Ein Donnerstagmorgen auf der Strecke Köln-Stuttgart: An den Eingängen der ersten Waggons drängen sich die Passagiere, doch Leonie Müller geht unbeirrt weiter nach hinten, sie will zum Wagen mit der Nummer 22. Während sich die Passagiere in anderen Waggons nebeneinander quetschen, ist hier das ganze Abteil nahezu leer.
"Airrail-Wagen", erklärt Müller. "Der ist extra für Leute reserviert, die zum Flughafen wollen. Aber so viele sind das meistens gar nicht." Die 23-Jährige verstaut ihren Rucksack im Gepäckfach und lässt sich auf einen Doppelplatz fallen. Leonie Müller ist zwar nicht auf dem Weg zum Flughafen, aber ein paar kleine Annehmlichkeiten müssen eben sein, wenn man jede Woche viele Stunden auf den Schienen verbringt.

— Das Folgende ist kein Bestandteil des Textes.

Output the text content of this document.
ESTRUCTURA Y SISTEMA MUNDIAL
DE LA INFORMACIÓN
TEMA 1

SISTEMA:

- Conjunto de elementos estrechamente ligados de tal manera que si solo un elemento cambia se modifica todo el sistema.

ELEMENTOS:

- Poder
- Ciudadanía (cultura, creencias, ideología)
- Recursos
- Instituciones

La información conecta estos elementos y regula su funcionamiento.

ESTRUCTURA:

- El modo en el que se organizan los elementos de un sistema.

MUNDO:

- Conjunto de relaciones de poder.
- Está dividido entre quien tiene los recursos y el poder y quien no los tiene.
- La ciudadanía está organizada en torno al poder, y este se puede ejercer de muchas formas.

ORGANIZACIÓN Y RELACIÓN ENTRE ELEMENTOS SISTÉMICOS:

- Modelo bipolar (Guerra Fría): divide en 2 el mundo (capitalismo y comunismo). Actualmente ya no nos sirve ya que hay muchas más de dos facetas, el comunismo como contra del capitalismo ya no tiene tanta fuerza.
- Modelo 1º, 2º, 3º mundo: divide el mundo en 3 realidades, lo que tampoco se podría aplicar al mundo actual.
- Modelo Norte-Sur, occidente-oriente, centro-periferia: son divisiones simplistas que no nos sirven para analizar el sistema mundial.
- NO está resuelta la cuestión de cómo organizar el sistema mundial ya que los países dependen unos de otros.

Im Frühjahr hat sie ihre Wohnung in Stuttgart gegen eine Bahncard 100 getauscht - seither sind Züge nicht nur Fortbewegungsmittel, sondern auch Wohnzimmer und Arbeitsraum der Studentin. Pro Woche fährt sie zwischen 1200 und 2000 Kilometer. Dabei pendelt Müller vor allem zwischen Tübingen - ihrem Studienort -, Köln - dort wohnt ihr Freund -, Bielefeld - ihrer Heimat und Wohnort ihrer Oma - und Berlin, wo ihre Mutter lebt. Meist entscheidet sie spontan, wann sie wohin fährt.

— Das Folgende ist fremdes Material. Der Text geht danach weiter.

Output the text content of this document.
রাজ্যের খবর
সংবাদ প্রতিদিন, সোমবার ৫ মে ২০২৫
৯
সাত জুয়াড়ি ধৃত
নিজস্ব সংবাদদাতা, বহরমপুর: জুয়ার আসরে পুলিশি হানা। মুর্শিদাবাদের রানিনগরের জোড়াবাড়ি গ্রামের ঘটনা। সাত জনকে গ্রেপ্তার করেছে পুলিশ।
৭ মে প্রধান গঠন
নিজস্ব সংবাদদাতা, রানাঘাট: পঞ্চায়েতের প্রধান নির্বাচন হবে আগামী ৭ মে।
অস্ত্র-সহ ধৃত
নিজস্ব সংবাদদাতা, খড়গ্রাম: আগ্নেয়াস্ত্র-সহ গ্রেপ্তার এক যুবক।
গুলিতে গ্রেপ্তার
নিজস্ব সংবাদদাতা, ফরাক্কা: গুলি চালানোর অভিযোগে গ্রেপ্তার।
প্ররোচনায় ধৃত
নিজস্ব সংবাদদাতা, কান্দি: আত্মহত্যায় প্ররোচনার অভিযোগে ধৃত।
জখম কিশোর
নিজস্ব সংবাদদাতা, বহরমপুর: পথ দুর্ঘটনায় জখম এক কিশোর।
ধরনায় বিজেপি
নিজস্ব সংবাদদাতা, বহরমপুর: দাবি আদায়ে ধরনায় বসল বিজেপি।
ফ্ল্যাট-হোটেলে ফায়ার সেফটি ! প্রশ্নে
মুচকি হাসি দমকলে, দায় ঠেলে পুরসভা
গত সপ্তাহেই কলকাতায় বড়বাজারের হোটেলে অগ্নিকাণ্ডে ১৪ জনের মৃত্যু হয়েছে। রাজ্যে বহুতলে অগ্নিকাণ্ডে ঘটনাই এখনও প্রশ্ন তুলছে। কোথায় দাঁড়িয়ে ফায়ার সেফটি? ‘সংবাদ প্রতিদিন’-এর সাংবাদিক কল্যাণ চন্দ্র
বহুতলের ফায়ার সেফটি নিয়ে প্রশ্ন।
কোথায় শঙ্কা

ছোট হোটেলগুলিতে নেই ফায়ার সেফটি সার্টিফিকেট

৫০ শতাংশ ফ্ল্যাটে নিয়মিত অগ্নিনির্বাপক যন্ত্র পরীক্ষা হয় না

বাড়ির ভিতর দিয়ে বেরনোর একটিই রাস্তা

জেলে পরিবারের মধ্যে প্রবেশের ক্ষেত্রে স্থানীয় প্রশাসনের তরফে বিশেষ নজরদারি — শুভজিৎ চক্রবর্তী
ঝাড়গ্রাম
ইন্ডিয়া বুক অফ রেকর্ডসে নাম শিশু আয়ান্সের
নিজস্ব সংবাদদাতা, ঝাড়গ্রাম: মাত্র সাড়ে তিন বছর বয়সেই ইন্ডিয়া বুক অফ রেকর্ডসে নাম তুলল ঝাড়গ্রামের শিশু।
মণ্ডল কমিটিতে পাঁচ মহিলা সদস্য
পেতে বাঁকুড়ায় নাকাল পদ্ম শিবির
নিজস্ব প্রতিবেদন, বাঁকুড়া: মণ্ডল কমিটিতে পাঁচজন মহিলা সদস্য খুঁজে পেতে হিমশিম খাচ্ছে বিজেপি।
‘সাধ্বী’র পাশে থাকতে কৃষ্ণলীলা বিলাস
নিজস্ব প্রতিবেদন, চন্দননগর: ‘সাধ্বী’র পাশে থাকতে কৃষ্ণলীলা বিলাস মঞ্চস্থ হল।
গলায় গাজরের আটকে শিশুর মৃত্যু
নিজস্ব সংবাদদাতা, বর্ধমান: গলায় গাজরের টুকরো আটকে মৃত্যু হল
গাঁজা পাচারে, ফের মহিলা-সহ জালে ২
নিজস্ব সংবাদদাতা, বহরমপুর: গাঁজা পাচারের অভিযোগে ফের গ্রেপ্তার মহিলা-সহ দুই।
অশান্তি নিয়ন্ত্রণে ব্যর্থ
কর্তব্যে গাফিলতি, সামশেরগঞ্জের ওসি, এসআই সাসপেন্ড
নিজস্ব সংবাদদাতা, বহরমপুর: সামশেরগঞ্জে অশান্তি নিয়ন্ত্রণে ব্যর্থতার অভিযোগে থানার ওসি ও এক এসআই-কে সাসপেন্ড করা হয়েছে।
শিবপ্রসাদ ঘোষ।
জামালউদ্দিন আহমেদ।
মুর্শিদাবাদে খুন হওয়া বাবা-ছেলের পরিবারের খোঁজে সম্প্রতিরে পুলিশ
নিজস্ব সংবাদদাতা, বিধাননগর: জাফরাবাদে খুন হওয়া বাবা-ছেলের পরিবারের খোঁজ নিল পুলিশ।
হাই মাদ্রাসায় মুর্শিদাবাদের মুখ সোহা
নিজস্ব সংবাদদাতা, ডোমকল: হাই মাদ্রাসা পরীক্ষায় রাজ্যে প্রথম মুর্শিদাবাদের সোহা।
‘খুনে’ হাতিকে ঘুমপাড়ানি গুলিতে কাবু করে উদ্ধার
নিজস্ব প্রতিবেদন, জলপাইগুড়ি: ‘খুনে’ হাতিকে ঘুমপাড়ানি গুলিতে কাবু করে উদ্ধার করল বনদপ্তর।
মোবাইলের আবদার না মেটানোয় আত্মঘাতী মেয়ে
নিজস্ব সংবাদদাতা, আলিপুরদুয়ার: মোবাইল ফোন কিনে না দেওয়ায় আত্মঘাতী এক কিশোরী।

Im April 2016 will Müller mit ihrem Studium fertig sein und bis dahin möchte sie wohnungslos bleiben. Die meisten Nächte verbringt sie allerdings bei ihrem Freund oder einer Freundin in Tübingen. Lieber als im Zug zu übernachten, fährt sie spätabends an einen Ort und morgens früh gleich wieder los.
Was für viele unvorstellbar wäre, ist für die Tübinger Studentin ein Experiment: Was macht die Wohnungslosigkeit auf Zeit mit mir? Über die Erfahrung schreibt sie in ihrem Blog, den sie auch als Werkstück für ihre Bachelorarbeit in Medienwissenschaften einreichen will.

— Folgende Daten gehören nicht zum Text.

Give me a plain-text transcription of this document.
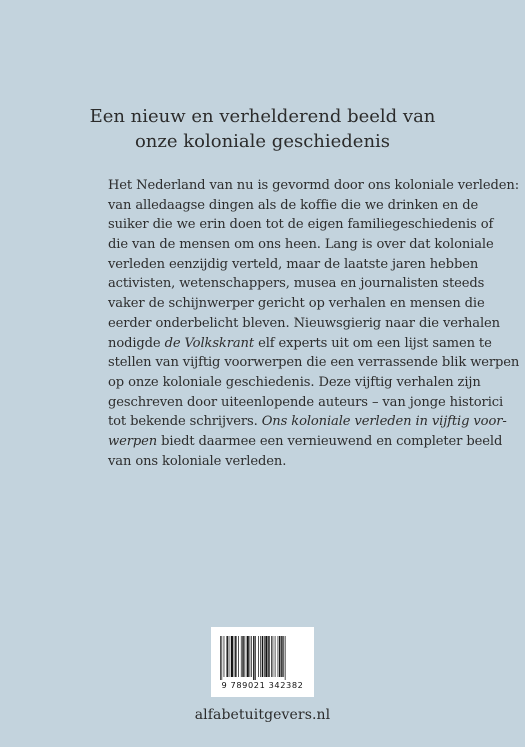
Een nieuw en verhelderend beeld van
onze koloniale geschiedenis
Het Nederland van nu is gevormd door ons koloniale verleden:
van alledaagse dingen als de koffie die we drinken en de
suiker die we erin doen tot de eigen familiegeschiedenis of
die van de mensen om ons heen. Lang is over dat koloniale
verleden eenzijdig verteld, maar de laatste jaren hebben
activisten, wetenschappers, musea en journalisten steeds
vaker de schijnwerper gericht op verhalen en mensen die
eerder onderbelicht bleven. Nieuwsgierig naar die verhalen
nodigde de Volkskrant elf experts uit om een lijst samen te
stellen van vijftig voorwerpen die een verrassende blik werpen
op onze koloniale geschiedenis. Deze vijftig verhalen zijn
geschreven door uiteenlopende auteurs – van jonge historici
tot bekende schrijvers. Ons koloniale verleden in vijftig voor-
werpen biedt daarmee een vernieuwend en completer beeld
van ons koloniale verleden.
9 789021 342382
alfabetuitgevers.nl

Auf der Fahrt von Köln nach Tübingen stellt Leonie Müller Kekse und Traubensaft auf das ausgeklappte Tischchen vor ihr. Sie vermeidet es, unterwegs belegte Brötchen zu kaufen: zu teuer. Lieber kauft sie sich im Supermarkt Frischkäse und Brot.
Auf den Gedanken, ihre Wohnung aufzugeben, brachte sie ihr neuer Freund. Der lebt in Köln und beobachtete, wie Leonie zwischen ihm, ihrem Wohnort Stuttgart und ihrem Studienort Tübingen pendelte. "Wie oft bist du eigentlich effektiv zu Hause?", fragte er sie. 340 Euro kostet die Bahncard im Monat, für ihre Wohnung hatte Müller 400 Euro Miete gezahlt. Leonie Müllers Kisten stehen jetzt bei ihrer Mutter.
Was sie seither braucht, passt in ihren Reiserucksack: Wechselklamotten, Uni-Sachen, ein Tablet und die Hygiene-Grundausstattung. Und ihre dunkelblaue Daunenjacke, die man übrigens ganz klein zusammenfalten kann, dient unterwegs auch mal als Decke. Überhaupt besteht Müllers Garderobe fast nur noch aus dunkelblauer Kleidung, die lässt sich einfach kombinieren.
Erfahrung im pragmatischen Packen hat Leonie Müller bereits von einer neunmonatigen Weltreise. Die wichtigste Neuanschaffung für ihr Jahr in der Bahn: Gute Kopfhörer, die alle Umgebungsgeräusche ausblenden. Damit kann sie problemlos im Zug arbeiten, so manche Hausarbeit ist hier schon entstanden.
Als sie ihre Pläne auf Facebook verkündete, erhielt Leonie Müller viel Zuspruch. "Viele Freunde haben geschrieben, ich könne jederzeit vorbeikommen." Doch ihr ist wichtig, anderen nicht zur Last zu fallen: "Mit einer Freundin in Tübingen, bei der ich oft übernachte, habe ich vereinbart, dass sie mir ehrlich sagt, wenn sie ihr Zimmer mal nicht teilen will."
Andere, denen Müller von ihrer Entscheidung erzählt, reagieren aber auch verständnislos. "Manche Leute fühlen sich regelrecht angegriffen. Als würde ich deren Lebenskonzept infrage stellen." Erst neulich meinte jemand zu ihr, man müsse doch seinen eigenen Raum haben - und ob sie sich einfach durchschnorren würde.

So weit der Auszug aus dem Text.